Já que falei em Demolidor, devo dizer que é um pouco estranho que os personagens a todo momento se refiram à invasão de Nova Iorque no primeiro Os Vingadores (2012), um evento que ocorreu anos atrás, mas em nenhum momento falem da brutal guerra de gangues que explodiu dezenas de prédios e aconteceu na mesma vizinhança apenas alguns meses atrás em Demolidor ou tampouco mencionem o próprio vigilante apesar dele ter tido tanta evidência nos jornais da cidade. Tudo bem que um personagem da série do Homem Sem Medo aparece aqui em dado momento e até o menciona diretamente, no entanto é bem esquisito que todos lembrem de algo catastrófico que ocorreu a anos e esqueçam da catástrofe recente que ocorreu no região que moram, uma vez que o material de divulgação faz questão de apontar que também se passa em Hell's Kitchen.

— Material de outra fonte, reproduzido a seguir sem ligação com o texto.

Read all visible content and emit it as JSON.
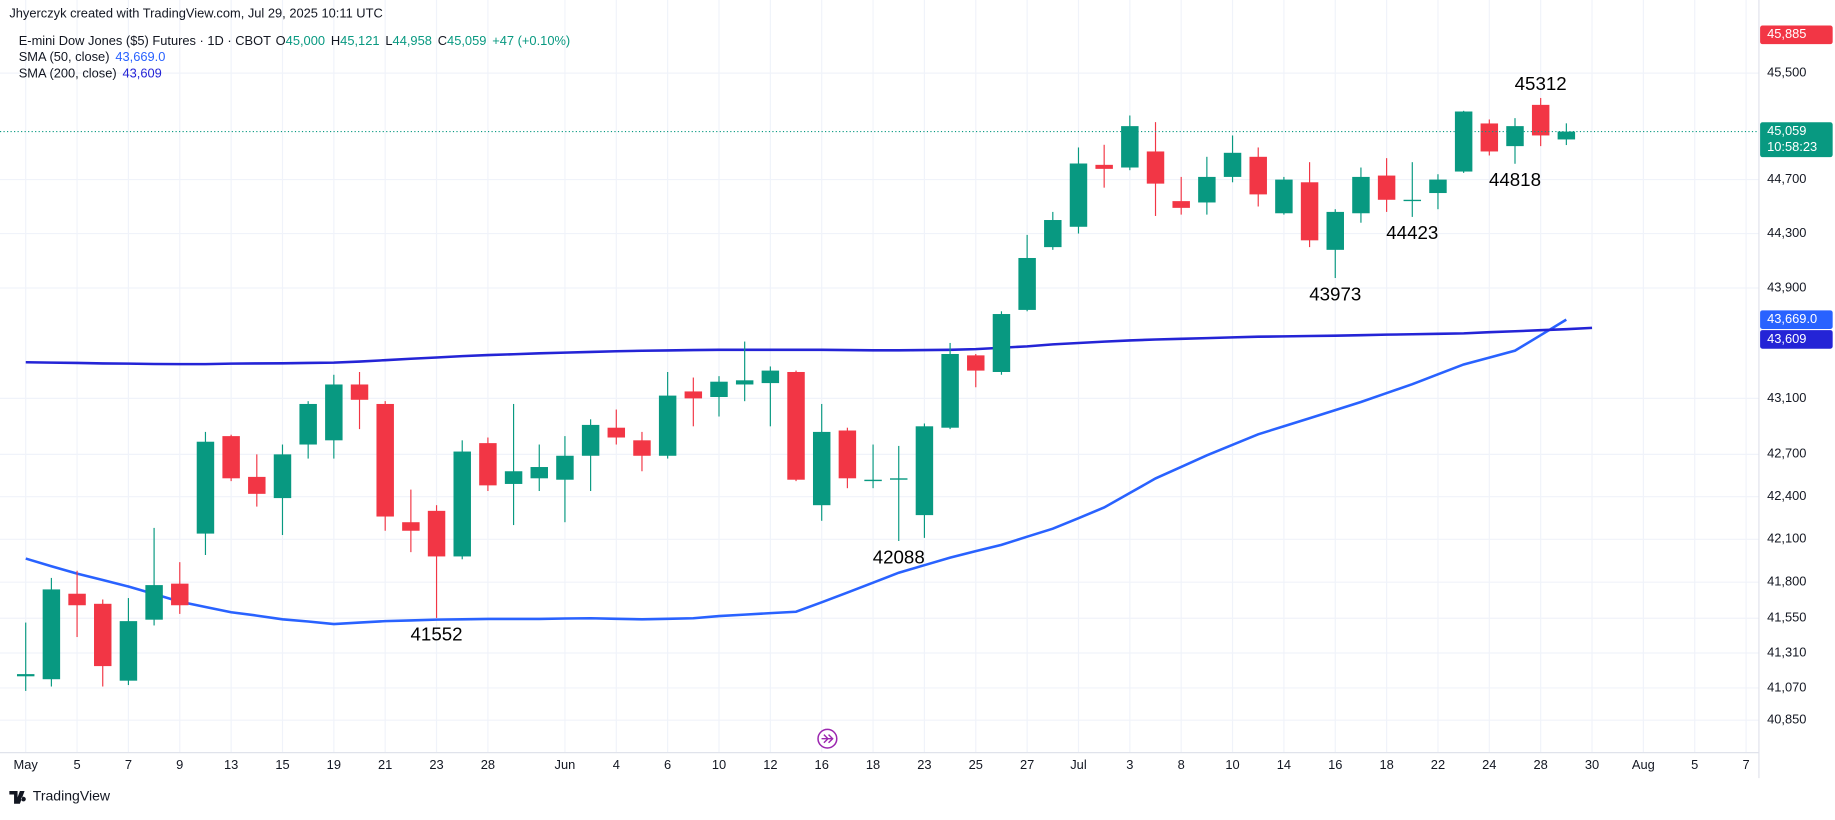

Assim como em Demolidor, a cidade é mostrada como um lugar sombrio, habitado por vários tipos escusos e com os quais a população comum constantemente enfrenta dificuldades, mostrando como esses heróis "das ruas" ajudam mais diretamente na vida dessas pessoas, embora sejam também mais impactados por seus problemas. Nesse A violência e o sangue também são bastante presentes e a série não economiza nas consequências brutais dos atos sádicos do vilão. Jessica Jones consegue inclusive exibir um ritmo mais consistente do que Demolidor, que ocasionalmente perdia o um pouco do fôlego, trabalhando numa tensão crescente conforme Kilgrave continua a escapar de Jessica. Existem, no entanto, algumas inconsistências no modo como a trama lida com as habilidades dos personagens, em especial Cage, que em um momento sai ileso depois que um prédio explode com ele dentro (e bem próximo da explosão), mas é nocauteado e corre risco de vida depois de ser atingido por um tiro na cabeça a queima roupa.

A trama lida com temas como abuso doméstico (em diferentes níveis e situações), aborto e superação de traumas, tudo tratado com bastante cuidado, evitando recorrer a construções ou argumentos simplórios. Há inclusive um momento bastante intenso no qual uma personagem relata com a pavor o sentimento de saber estar grávida de seu estuprador e pede para encerrar a gestação. O único arco que verdadeiramente não funciona é todo o drama envolvendo o divórcio da advogada Jeryn Hograth (Carrie Anne Moss), que durante vários episódios aparece bastante desconectado da trama principal e quando finalmente vai de encontro a ela, parece que foi muito tempo gasto a troco de pouca coisa, já que a própria personalidade fria e inescrupulosa da personagem seria suficiente para justificar suas ações, sem precisar ter desenvolvido essa trama paralela por tantos episódios.

De todo modo, Jessica Jones é extremamente bem sucedida em nos apresentar a uma protagonista complexa e uma trama madura, repleta de tensão, boas cenas de ação e personagens interessantes. Depois de devorar os treze episódios sem sentir o tempo passar a série nos faz perguntar: "já acabou, Jessica?" Enquanto aguardamos ansiosamente pela próxima empreitada da Marvel e Netflix.